One in three of the world’s 262 unicorns (start-ups valued at over $1 billion) is Chinese, commanding 43 per cent of the global value of these companies. But more crucially, the report states, the factors propelling the expansion of Digital China suggest that the upside potential is still strong. First, the sheer scale of China’s Internet user-base encourages continuous experimentation and enables digital players to achieve economies of scale quickly. Secondly, China’s three Internet giants – Baidu, Alibaba, and Tencent – are building a rich digital ecosystem that is now spreading beyond them. Thirdly, the government gave digital players space to experiment before enacting official regulation and is now becoming an active supporter. Digital India, the signature campaign of the government in the other big economy in Asia, has a lot of catching up to do despite advantages such as high-quality, digital-ready and trained manpower and a gung-ho government.
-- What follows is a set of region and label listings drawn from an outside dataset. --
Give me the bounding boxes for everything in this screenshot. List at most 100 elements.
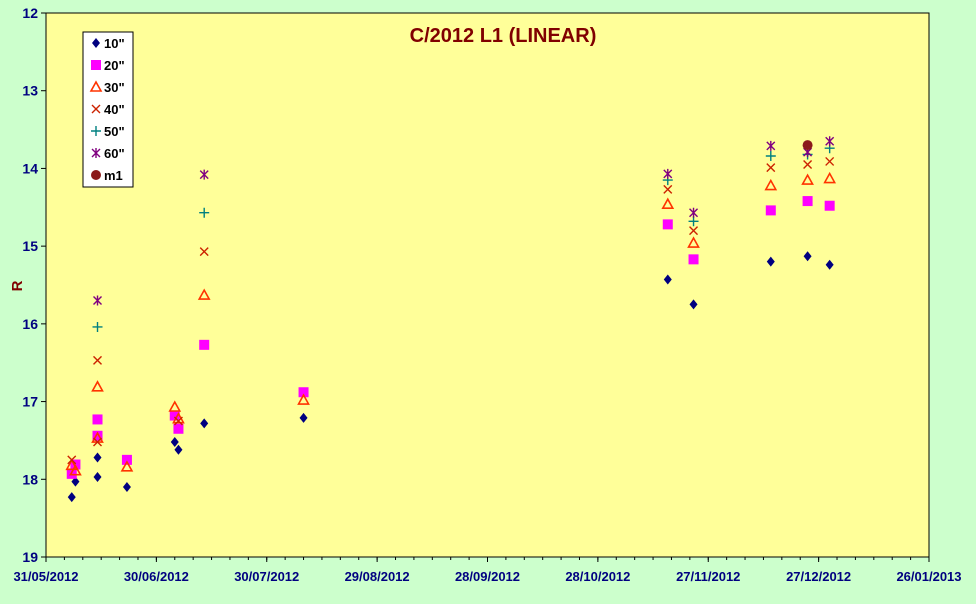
data-point — [93, 295, 103, 306]
data-point — [173, 423, 184, 434]
legend-label: 50" — [104, 124, 125, 139]
data-point — [92, 321, 103, 332]
data-point — [825, 136, 835, 147]
y-axis: 12 13 14 15 16 17 18 19 — [22, 5, 46, 565]
data-point — [91, 380, 104, 392]
data-point — [689, 207, 699, 218]
data-point — [764, 178, 778, 191]
data-point — [69, 464, 82, 476]
data-point — [93, 355, 103, 365]
data-point — [169, 410, 180, 421]
y-tick-label: 17 — [22, 394, 38, 410]
data-point — [93, 471, 102, 482]
legend-box — [82, 31, 134, 188]
data-point — [688, 216, 699, 227]
y-axis-label: R — [9, 280, 26, 291]
series-0 — [67, 251, 834, 503]
data-point — [92, 430, 103, 441]
data-point — [662, 219, 673, 230]
data-point — [802, 196, 813, 207]
data-point — [120, 460, 134, 472]
legend-marker — [91, 148, 101, 158]
data-point — [766, 140, 776, 151]
data-point — [824, 200, 835, 211]
data-point — [689, 299, 698, 310]
data-point — [766, 256, 775, 267]
data-point — [170, 436, 179, 447]
legend-label: m1 — [104, 168, 123, 183]
data-point — [173, 416, 183, 426]
data-point — [121, 454, 132, 465]
data-point — [663, 168, 673, 179]
data-point — [663, 184, 673, 194]
data-point — [661, 197, 675, 209]
x-tick-label: 26/01/2013 — [896, 569, 961, 584]
data-point — [825, 156, 835, 166]
data-point — [803, 160, 813, 170]
y-tick-label: 15 — [22, 238, 38, 254]
y-tick-label: 12 — [22, 5, 38, 21]
y-tick-label: 19 — [22, 549, 38, 565]
legend-label: 20" — [104, 58, 125, 73]
x-tick-label: 27/11/2012 — [676, 569, 740, 584]
y-tick-label: 16 — [22, 316, 38, 332]
data-point — [297, 393, 310, 405]
legend-label: 10" — [104, 36, 125, 51]
data-point — [67, 455, 77, 465]
data-point — [93, 437, 103, 447]
data-point — [93, 452, 102, 463]
x-tick-label: 27/12/2012 — [786, 569, 851, 584]
data-point — [689, 226, 699, 236]
series-6 — [802, 140, 813, 151]
data-point — [200, 418, 209, 429]
data-point — [766, 163, 776, 173]
x-tick-label: 28/09/2012 — [455, 569, 520, 584]
x-tick-label: 30/07/2012 — [234, 569, 299, 584]
legend-label: 60" — [104, 146, 125, 161]
x-tick-label: 31/05/2012 — [13, 569, 78, 584]
data-point — [765, 150, 776, 161]
data-point — [803, 251, 812, 262]
data-point — [823, 171, 837, 184]
data-point — [174, 444, 183, 455]
chart-title: C/2012 L1 (LINEAR) — [410, 25, 597, 47]
legend-marker — [91, 60, 101, 70]
y-tick-label: 18 — [22, 471, 38, 487]
data-point — [199, 247, 209, 257]
x-tick-label: 28/10/2012 — [565, 569, 630, 584]
x-tick-label: 29/08/2012 — [345, 569, 410, 584]
data-point — [92, 414, 103, 425]
data-point — [801, 173, 814, 185]
legend-label: 30" — [104, 80, 125, 95]
legend: 10" 20" 30" 40" 50" 60" m1 — [82, 31, 134, 188]
data-point — [71, 476, 80, 487]
x-axis: 31/05/2012 30/06/2012 30/07/2012 29/08/2012… — [13, 557, 962, 584]
data-point — [67, 492, 76, 503]
data-point — [765, 205, 776, 216]
legend-marker — [91, 170, 101, 180]
x-tick-label: 30/06/2012 — [124, 569, 189, 584]
y-tick-label: 14 — [22, 160, 38, 176]
plot-area — [45, 12, 930, 558]
legend-marker — [91, 104, 101, 114]
data-point — [199, 207, 210, 218]
data-point — [199, 169, 209, 180]
legend-marker — [92, 38, 100, 48]
legend-marker — [91, 126, 101, 136]
data-point — [688, 254, 699, 265]
legend-label: 40" — [104, 102, 125, 117]
data-point — [687, 236, 700, 248]
data-point — [168, 400, 182, 412]
data-point — [663, 274, 672, 285]
data-point — [65, 458, 79, 471]
data-point — [298, 387, 309, 398]
data-points — [65, 136, 837, 503]
data-point — [122, 482, 131, 493]
legend-marker — [89, 80, 103, 92]
data-point — [199, 339, 210, 350]
data-point — [197, 288, 211, 300]
data-point — [825, 259, 834, 270]
data-point — [802, 140, 813, 151]
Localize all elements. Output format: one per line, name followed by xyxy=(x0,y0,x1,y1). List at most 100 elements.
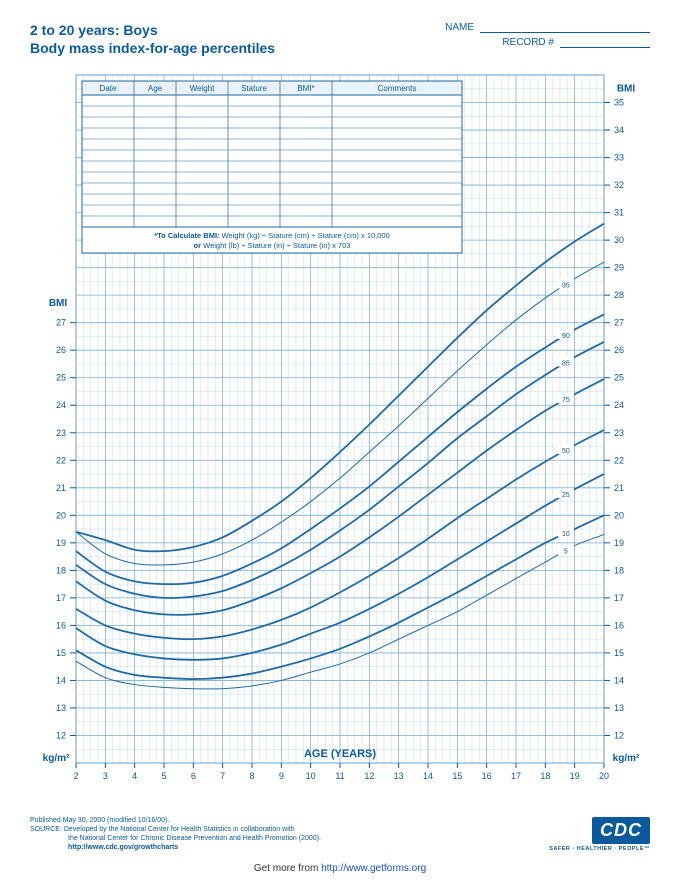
svg-text:12: 12 xyxy=(364,771,374,781)
svg-text:BMI*: BMI* xyxy=(297,84,314,93)
svg-text:30: 30 xyxy=(614,235,624,245)
svg-text:15: 15 xyxy=(452,771,462,781)
svg-text:75: 75 xyxy=(562,397,570,404)
getmore-link[interactable]: http://www.getforms.org xyxy=(321,863,426,874)
svg-text:90: 90 xyxy=(562,333,570,340)
svg-text:BMI: BMI xyxy=(49,298,68,309)
svg-text:Weight: Weight xyxy=(190,84,216,93)
cdc-logo: CDC SAFER · HEALTHIER · PEOPLE™ xyxy=(549,817,650,852)
source-label: SOURCE: xyxy=(30,826,62,833)
svg-text:12: 12 xyxy=(614,730,624,740)
svg-text:27: 27 xyxy=(56,318,66,328)
svg-text:95: 95 xyxy=(562,282,570,289)
svg-text:27: 27 xyxy=(614,318,624,328)
svg-text:26: 26 xyxy=(56,345,66,355)
svg-text:Date: Date xyxy=(100,84,117,93)
svg-text:18: 18 xyxy=(56,565,66,575)
svg-text:33: 33 xyxy=(614,153,624,163)
svg-text:23: 23 xyxy=(56,428,66,438)
svg-text:10: 10 xyxy=(562,531,570,538)
svg-text:11: 11 xyxy=(335,771,344,781)
svg-text:28: 28 xyxy=(614,290,624,300)
svg-text:17: 17 xyxy=(614,593,624,603)
patient-fields: NAME RECORD # xyxy=(445,22,650,52)
svg-text:25: 25 xyxy=(562,492,570,499)
svg-text:19: 19 xyxy=(56,538,66,548)
svg-text:31: 31 xyxy=(614,208,624,218)
svg-text:16: 16 xyxy=(614,620,624,630)
svg-text:4: 4 xyxy=(132,771,137,781)
svg-text:20: 20 xyxy=(599,771,609,781)
svg-text:29: 29 xyxy=(614,263,624,273)
svg-text:24: 24 xyxy=(56,400,66,410)
source-line1: Developed by the National Center for Hea… xyxy=(64,826,295,833)
svg-text:5: 5 xyxy=(161,771,166,781)
svg-text:kg/m²: kg/m² xyxy=(43,753,70,764)
svg-text:19: 19 xyxy=(614,538,624,548)
svg-text:32: 32 xyxy=(614,180,624,190)
svg-text:3: 3 xyxy=(103,771,108,781)
svg-text:6: 6 xyxy=(191,771,196,781)
svg-text:12: 12 xyxy=(56,730,66,740)
svg-text:2: 2 xyxy=(73,771,78,781)
svg-text:34: 34 xyxy=(614,125,624,135)
published-line: Published May 30, 2000 (modified 10/16/0… xyxy=(30,816,321,825)
svg-text:25: 25 xyxy=(56,373,66,383)
svg-text:19: 19 xyxy=(570,771,580,781)
svg-text:26: 26 xyxy=(614,345,624,355)
svg-text:14: 14 xyxy=(56,675,66,685)
source-text: Published May 30, 2000 (modified 10/16/0… xyxy=(30,816,321,852)
svg-text:15: 15 xyxy=(614,648,624,658)
svg-text:13: 13 xyxy=(614,703,624,713)
name-input-line[interactable] xyxy=(480,22,650,33)
svg-text:13: 13 xyxy=(56,703,66,713)
record-label: RECORD # xyxy=(502,37,554,48)
svg-text:16: 16 xyxy=(482,771,492,781)
page-title: 2 to 20 years: Boys Body mass index-for-… xyxy=(30,22,275,57)
svg-text:22: 22 xyxy=(56,455,66,465)
record-input-line[interactable] xyxy=(560,37,650,48)
svg-text:14: 14 xyxy=(423,771,433,781)
svg-text:14: 14 xyxy=(614,675,624,685)
svg-text:18: 18 xyxy=(540,771,550,781)
svg-text:7: 7 xyxy=(220,771,225,781)
title-line2: Body mass index-for-age percentiles xyxy=(30,40,275,56)
svg-text:85: 85 xyxy=(562,360,570,367)
source-line2: the National Center for Chronic Disease … xyxy=(30,834,321,843)
svg-text:5: 5 xyxy=(564,549,568,556)
svg-text:23: 23 xyxy=(614,428,624,438)
svg-text:kg/m²: kg/m² xyxy=(613,753,640,764)
svg-text:25: 25 xyxy=(614,373,624,383)
svg-text:Stature: Stature xyxy=(241,84,267,93)
svg-text:AGE (YEARS): AGE (YEARS) xyxy=(304,748,376,760)
svg-text:20: 20 xyxy=(56,510,66,520)
svg-text:50: 50 xyxy=(562,448,570,455)
source-url: http://www.cdc.gov/growthcharts xyxy=(68,844,178,851)
svg-text:Age: Age xyxy=(148,84,163,93)
name-label: NAME xyxy=(445,22,474,33)
svg-text:16: 16 xyxy=(56,620,66,630)
svg-text:35: 35 xyxy=(614,98,624,108)
cdc-logo-text: CDC xyxy=(592,817,650,844)
get-more-footer: Get more from http://www.getforms.org xyxy=(0,863,680,874)
svg-text:21: 21 xyxy=(614,483,624,493)
svg-text:20: 20 xyxy=(614,510,624,520)
title-line1: 2 to 20 years: Boys xyxy=(30,22,158,38)
svg-text:10: 10 xyxy=(306,771,316,781)
svg-text:8: 8 xyxy=(249,771,254,781)
svg-text:Comments: Comments xyxy=(378,84,417,93)
svg-text:BMI: BMI xyxy=(617,84,636,95)
svg-text:9: 9 xyxy=(279,771,284,781)
svg-text:17: 17 xyxy=(511,771,521,781)
svg-text:17: 17 xyxy=(56,593,66,603)
cdc-tagline: SAFER · HEALTHIER · PEOPLE™ xyxy=(549,846,650,852)
svg-text:15: 15 xyxy=(56,648,66,658)
svg-text:*To Calculate BMI: Weight (kg): *To Calculate BMI: Weight (kg) ÷ Stature… xyxy=(154,231,390,240)
svg-text:or Weight (lb) ÷ Stature (in): or Weight (lb) ÷ Stature (in) ÷ Stature … xyxy=(194,241,351,250)
svg-text:24: 24 xyxy=(614,400,624,410)
getmore-prefix: Get more from xyxy=(254,863,321,874)
growth-chart: 1213141516171819202122232425262712131415… xyxy=(30,67,650,807)
svg-text:22: 22 xyxy=(614,455,624,465)
svg-text:13: 13 xyxy=(394,771,404,781)
svg-text:21: 21 xyxy=(56,483,66,493)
A poor, if improving, digital ecosystem and an underwhelming record in project implementation are among the main issues holding it back. Yet, global players looking at economies of scale have started intensifying their engagement with India as two examples from August illustrate: Google and the Indian government signed a statement of intent to roll out ‘Build for Digital India’, a programme that will give engineering students a platform to develop market-ready, technology-based solutions that address key social problems.

Google Pay, which has 55 million monthly active users in the country, announced it is working to tap the over 12 million ubiquitous, neighbourhood or ‘kirana’ stores in India. Nearly 90% of the retail market in India is unorganised which, if it goes digital in the coming years, will open massive avenues for the digital payment firms. In terms of domestic players, Reliance, owned by Asia’s richest man Mukesh Ambani, created a splash in the growing digital streaming and video-on-demand market in the country earlier in September as it rolled out its fibre-to-the-home (FTTH) service across 1,600 cities in India, reported The Statesman.

The service will provide users an integrated experience of broadband, ondemand entertainment, voice-video calling and unlimited data. It’s telling, however, that a recent survey of directors, CEOs and senior executives in corporate India, said a report in The Economic Times, found that digital transformation (DT) risk was their #1concern in 2019. There are old challenges and new for Asian nations to overcome as they finetune their digital strategies.